Manila Esposito vittima di bodyshaming sui social alla vigilia dei Campionati Europei di ginnastica artistica di Zagabria, al via il 13 agosto. La 19enne ginnasta di Torre Annunziata è stata bersaglio di pesanti commenti sul proprio fisico comparsi sotto un video pubblicato dalla Federazione Ginnastica d'Italia. Alcuni utenti l'hanno definita «troppo grossa» e «appesantita», arrivando a sostenere che con dieci chili in meno avrebbe potuto ottenere risultati migliori.
Commenti che poco hanno a che fare con lo sport e con la valutazione tecnica di una campionessa che, a soli 19 anni, ha già conquistato due medaglie olimpiche a Parigi 2024: l'argento con la squadra e il bronzo individuale alla trave.

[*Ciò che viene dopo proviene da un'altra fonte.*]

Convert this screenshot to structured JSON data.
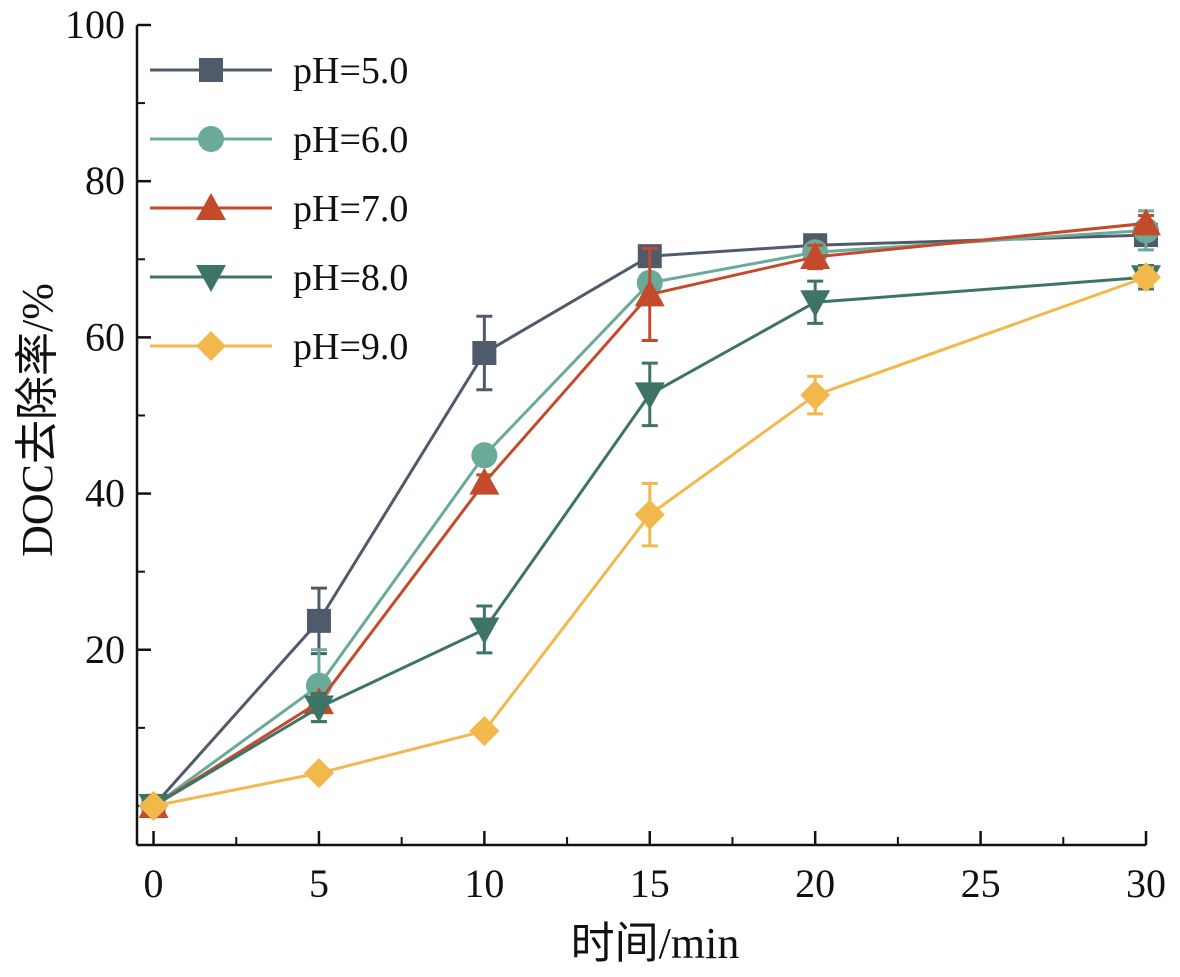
{
  "chart_data": {
    "type": "line",
    "title": "",
    "xlabel": "时间/min",
    "ylabel": "DOC去除率/%",
    "xlim": [
      -0.5,
      30
    ],
    "ylim": [
      -5,
      100
    ],
    "xticks": [
      0,
      5,
      10,
      15,
      20,
      25,
      30
    ],
    "yticks": [
      20,
      40,
      60,
      80,
      100
    ],
    "grid": false,
    "legend_position": "top-left",
    "x": [
      0,
      5,
      10,
      15,
      20,
      30
    ],
    "series": [
      {
        "name": "pH=5.0",
        "marker": "square",
        "color": "#4f5a6b",
        "values": [
          0,
          23.7,
          58.0,
          70.4,
          71.8,
          73.1
        ],
        "errors": [
          0.5,
          4.2,
          4.7,
          1.0,
          0.8,
          1.2
        ]
      },
      {
        "name": "pH=6.0",
        "marker": "circle",
        "color": "#6aaa98",
        "values": [
          0,
          15.4,
          44.9,
          67.0,
          70.9,
          73.7
        ],
        "errors": [
          0.5,
          4.6,
          1.0,
          1.2,
          0.8,
          2.5
        ]
      },
      {
        "name": "pH=7.0",
        "marker": "triangle-up",
        "color": "#c44a2c",
        "values": [
          0,
          13.3,
          41.4,
          65.5,
          70.3,
          74.6
        ],
        "errors": [
          0.5,
          1.0,
          1.0,
          5.9,
          1.5,
          1.0
        ]
      },
      {
        "name": "pH=8.0",
        "marker": "triangle-down",
        "color": "#3e7468",
        "values": [
          0,
          12.6,
          22.6,
          52.7,
          64.5,
          67.7
        ],
        "errors": [
          0.5,
          1.8,
          3.0,
          4.0,
          2.7,
          1.5
        ]
      },
      {
        "name": "pH=9.0",
        "marker": "diamond",
        "color": "#f2b84b",
        "values": [
          0,
          4.2,
          9.6,
          37.3,
          52.6,
          67.7
        ],
        "errors": [
          0.3,
          0.5,
          0.8,
          4.0,
          2.4,
          1.2
        ]
      }
    ]
  }
}
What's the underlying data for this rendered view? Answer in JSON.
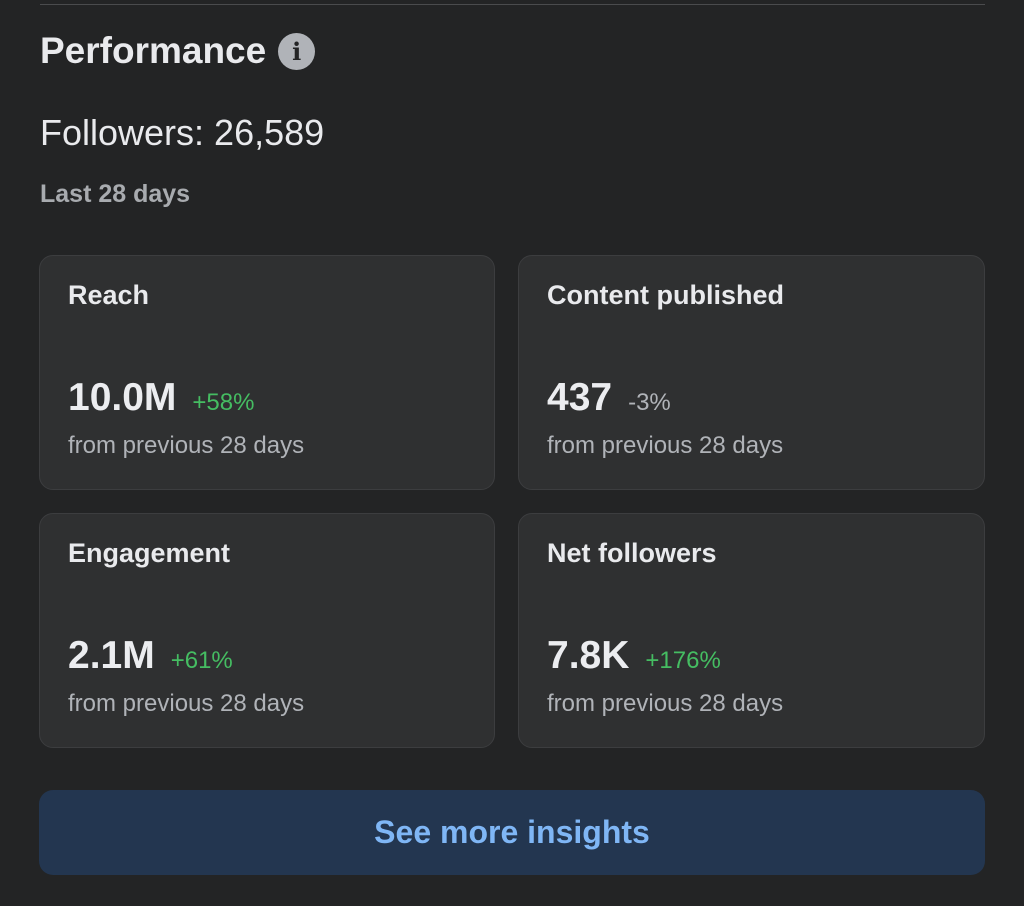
{
  "header": {
    "title": "Performance",
    "info_icon": "info-icon"
  },
  "followers_text": "Followers: 26,589",
  "period": "Last 28 days",
  "colors": {
    "positive": "#45bd62",
    "neutral": "#b0b3b8",
    "button_text": "#7fb6f5",
    "button_bg": "#233650"
  },
  "cards": [
    {
      "label": "Reach",
      "value": "10.0M",
      "change": "+58%",
      "trend": "positive",
      "sub": "from previous 28 days"
    },
    {
      "label": "Content published",
      "value": "437",
      "change": "-3%",
      "trend": "neutral",
      "sub": "from previous 28 days"
    },
    {
      "label": "Engagement",
      "value": "2.1M",
      "change": "+61%",
      "trend": "positive",
      "sub": "from previous 28 days"
    },
    {
      "label": "Net followers",
      "value": "7.8K",
      "change": "+176%",
      "trend": "positive",
      "sub": "from previous 28 days"
    }
  ],
  "button": {
    "label": "See more insights"
  }
}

Un palmarès che rende ancora più paradossale il giudizio espresso sui social. Esposito è infatti campionessa europea all-around in carica e nel 2024, agli Europei di Rimini, conquistò quattro ori. Nel 2025 si è confermata campionessa continentale nel concorso generale, aggiungendo un altro oro con la squadra. Sono complessivamente sei i suoi titoli europei senior.
Di fronte agli attacchi, la ginnasta non ha alimentato la polemica. Ha invece ricondiviso sul proprio profilo alcuni video dedicati al bodyshaming ricevuto, accompagnandoli con dei cuori. Una risposta silenziosa ma netta, che ha riportato l'attenzione sul problema del giudizio sul corpo delle atlete, spesso giovanissime.